EURUSD advances steadily to 1.1150 ahead of the Euro-zone inflation data, US ADP figures and the Fed’s interest rate statements. The following include technical analysis based on the Elliott wave theory.
July 31, 2019 | AtoZ Markets – The Euro-dollar currency pair has been quiet since the last ECB meeting. The price is recovering from 1.11 and was able to make 1.115 on Tuesday. Meanwhile, the London session is pushing prices below 1.115 but not significant yet. The Euro-zone inflation data coming soon might provide some moves before the bigger events later in the day. Depressing data may force the EURUSD to continue the bearish trend ahead of the Fed. There are no reversal signals yet. Perhaps today’s events will turn the tide.

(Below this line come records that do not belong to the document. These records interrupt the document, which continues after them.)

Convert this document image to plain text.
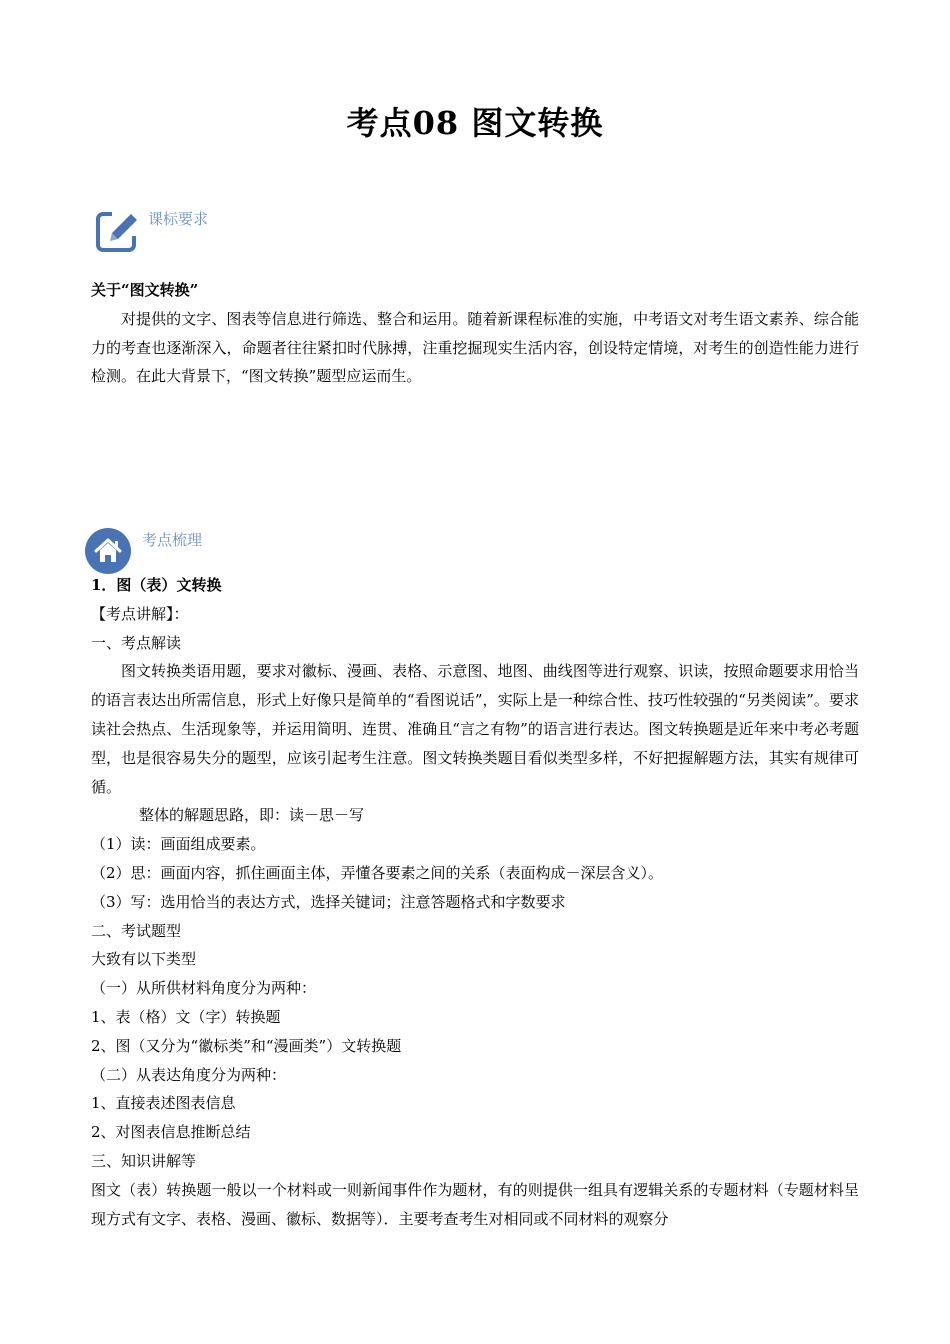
考点08 图文转换
课标要求

关于“图文转换”

对提供的文字、图表等信息进行筛选、整合和运用。随着新课程标准的实施，中考语文对考生语文素养、综合能力的考查也逐渐深入，命题者往往紧扣时代脉搏，注重挖掘现实生活内容，创设特定情境，对考生的创造性能力进行检测。在此大背景下，“图文转换”题型应运而生。

考点梳理

1．图（表）文转换

【考点讲解】：

一、考点解读

图文转换类语用题，要求对徽标、漫画、表格、示意图、地图、曲线图等进行观察、识读，按照命题要求用恰当的语言表达出所需信息，形式上好像只是简单的“看图说话”，实际上是一种综合性、技巧性较强的“另类阅读”。要求读社会热点、生活现象等，并运用简明、连贯、准确且“言之有物”的语言进行表达。图文转换题是近年来中考必考题型，也是很容易失分的题型，应该引起考生注意。图文转换类题目看似类型多样，不好把握解题方法，其实有规律可循。

整体的解题思路，即：读－思－写

（1）读：画面组成要素。

（2）思：画面内容，抓住画面主体，弄懂各要素之间的关系（表面构成－深层含义）。

（3）写：选用恰当的表达方式，选择关键词；注意答题格式和字数要求

二、考试题型

大致有以下类型

（一）从所供材料角度分为两种：

1、表（格）文（字）转换题

2、图（又分为“徽标类”和“漫画类”）文转换题

（二）从表达角度分为两种：

1、直接表述图表信息

2、对图表信息推断总结

三、知识讲解等

图文（表）转换题一般以一个材料或一则新闻事件作为题材，有的则提供一组具有逻辑关系的专题材料（专题材料呈现方式有文字、表格、漫画、徽标、数据等）．主要考查考生对相同或不同材料的观察分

EURUSD could spark back to life on Wednesday amid a series of high impact economic events. Starting from the Euro-zone inflation data coming soon to the mighty Fed’s rate decision coming later. The US ADP employment data is expected at 150k. We might see some deflection after the release of this data especially if the deviation is 50k or more. The Fed is expected to reduce the interest rate, as surprising as that might sound. The rate is expected to be reduced by 25 basis points to a target range of 2.00%-2.25%.
After many interest rate hikes since December 2015, the expected rate cut will be the first since December 2008. Projected rate forecasts for the rest of the year is more important than the actual release. EURUSD will start a bullish correction if the Fed is extremely dovish or tank toward 1.1 if extremely hawkish.
EURUSD Elliott wave analysis
EURUSD is close to completing an important long term price pattern – an impulse wave since January 2018. The impulse wave is about to complete the 5th wave diagonal with the last leg currently playing out. The projected price reversal zone was set at 1.105-1.1025 as the chart below used in the last update shows.
Wave 4 of c triangle extended further with a rally to 1.115. The new chart below shows a further dip to the 1.105 reversal level is still very much possible.
If this plays out as expected, price should rally afterwards above 1.1180 to signal the end of the 5th wave diagonal and the start of a 3-wave bullish correction toward 1.18-1.2. On the other hand, a fast dip below 1.10 might lead to the invalidation of this scenario.